Deux ans après l'éclatement des scandales liés aux dividendes «cum-cum» et «cum-ex», l’Autorité bancaire européenne (EBA), qui avait été mandatée en novembre 2018 par le Parlement européen pour enquêter sur le sujet, a rendu sa copie sur les arbitrages de dividendes. A l’époque, un consortium de 19 médias européens avait révélé ces montages litigieux ou frauduleux découverts en 2012 en Allemagne, et qui ont pris ensuite une ampleur européenne au point de léser d’au moins 55 milliards d’euros d’impôts une dizaine de pays de l’Union européenne (UE) en quinze ans.
La pratique considérée comme frauduleuse par les autorités fiscales allemandes («cum-ex») consistait à acheter puis revendre des actions autour du jour de versement du dividende, vite en jouant sur les dates de valeurs/de propriété et les mécanismes de prélèvement et de gestion des certificats de crédit d’impôt, de telle sorte que des investisseurs pouvaient revendiquer plusieurs fois le même crédit d’impôt. En effet, certains pays permettent aux investisseurs étrangers de se faire rembourser la taxe sur les dividendes prélevée à la source. Entre 2007 et 2012, faute de systèmes performants de traçabilité des titres et des flux, l’Allemagne aurait ainsi perdu plus de 7 milliards d’euros d’impôts.

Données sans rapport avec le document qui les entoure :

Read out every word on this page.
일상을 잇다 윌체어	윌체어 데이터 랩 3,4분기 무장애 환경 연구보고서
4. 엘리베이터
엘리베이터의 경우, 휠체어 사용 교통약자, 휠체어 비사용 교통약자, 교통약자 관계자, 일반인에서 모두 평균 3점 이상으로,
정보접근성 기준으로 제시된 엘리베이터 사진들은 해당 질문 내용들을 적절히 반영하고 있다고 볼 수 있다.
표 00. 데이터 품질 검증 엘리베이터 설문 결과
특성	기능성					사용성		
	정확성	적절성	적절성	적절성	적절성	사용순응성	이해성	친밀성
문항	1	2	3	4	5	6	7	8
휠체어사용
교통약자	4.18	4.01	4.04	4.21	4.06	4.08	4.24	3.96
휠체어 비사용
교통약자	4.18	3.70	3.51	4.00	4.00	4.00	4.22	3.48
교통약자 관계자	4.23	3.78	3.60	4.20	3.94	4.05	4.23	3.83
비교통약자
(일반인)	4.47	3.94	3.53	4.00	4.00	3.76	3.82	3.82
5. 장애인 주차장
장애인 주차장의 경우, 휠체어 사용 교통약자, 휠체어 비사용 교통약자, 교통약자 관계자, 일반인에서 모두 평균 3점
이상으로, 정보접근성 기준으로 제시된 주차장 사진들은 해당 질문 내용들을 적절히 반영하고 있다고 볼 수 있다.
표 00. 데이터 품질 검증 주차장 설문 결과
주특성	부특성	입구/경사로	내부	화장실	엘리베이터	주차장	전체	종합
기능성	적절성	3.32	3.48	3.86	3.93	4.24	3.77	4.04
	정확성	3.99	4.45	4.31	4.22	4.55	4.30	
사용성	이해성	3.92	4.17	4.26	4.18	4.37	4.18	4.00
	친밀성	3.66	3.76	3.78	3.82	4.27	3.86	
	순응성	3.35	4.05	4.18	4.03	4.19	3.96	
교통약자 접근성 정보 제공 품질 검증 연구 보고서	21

Après les enquêtes fiscales menées en 2011, les opérateurs auraient délocalisé ces pratiques dans les pays voisins, avant d’être repris par la Justice, qui en a poursuivi une dizaine en Allemagne en 2018, dont la Société Générale qui a fait appel.
Les optimisations «cum-cum» représenteraient cependant le gros de la facture: elles consistent à jouer sur la fiscalité différenciée entre investisseurs nationaux et étrangers, en transférant la propriété juridique des actions quelques jours avant de percevoir les dividendes – via une cession avec un instrument de couverture ou un prêt de titres – à une contrepartie capable de recevoir le dividende sans que celui-ci ne soit réduit d’une retenue à la source. Ces opérations généralement complexes sont plus ou moins répréhensibles juridiquement selon la structure du transfert et de la commission. Très courantes il y a encore cinq ans dans les grandes banques et sociétés de gestion européennes – l’Autorité des marchés (Esma) doit également rendre des conclusions sur le sujet –, elles le seraient désormais moins, notamment en Allemagne (depuis 2016) et en France (depuis 2018) où des lois les auraient limitées. «Dans l’Hexagone, suite aux ‘cum-ex files’, le législateur a introduit une mesure spécifique à l’article 119 bis A du CGI en imposant que la contrepartie française d’une opération de cession temporaire ou similaire qui restitue le titre avec le coupon reçu soumette les versements ainsi opérés à une retenue à la source», note Cyril Boussion, associé fiscaliste du cabinet Linklaters.
Absence de coordination
Après son enquête, l’EBA, qui est chargée depuis janvier de coordonner les politiques européennes de lutte contre le blanchiment d’argent et le financement du terrorisme (LCB-FT), conclut que ces «systèmes d’arbitrage sur les dividendes» ont été permis par d’importantes différences de régimes fiscaux et d’appréciation des autorités nationales entre les Etats-membres, également pour des questions d’attractivité vis-à-vis des investisseurs étrangers. Huit superviseurs LCB-FT interrogés ont confirmé que les montages «cum-ex» étaient bien des délits au sens de l’article 3 de la directive anti-blanchiment, quand un a suggéré le contraire! Les autres ont indiqué que les arbitrages sur dividendes – sans distinction entre «cum-ex» et «cum-cum» – n'étaient pas strictement des délits au regard de leur droit national, mais pouvaient être requalifiés comme tels via la jurisprudence. «Les arbitrages sur dividendes ne sont pas possibles dans certaines juridictions et, lorsqu’ils le sont, ils ne sont pas toujours traités comme des délits fiscaux», note l’Autorité. Elle relève que, même si ces montages «portent atteinte à l’intégrité du système financier» de l’UE, «les superviseurs LCB-FT n’ont pris aucune mesure spécifique» du fait d’affaires pénales en cours, et que les superviseurs prudentiels, dont neuf indiquent avoir eu peu de données sur les enquêtes fiscales, ont peu considéré les risques pour la gestion des banques concernées.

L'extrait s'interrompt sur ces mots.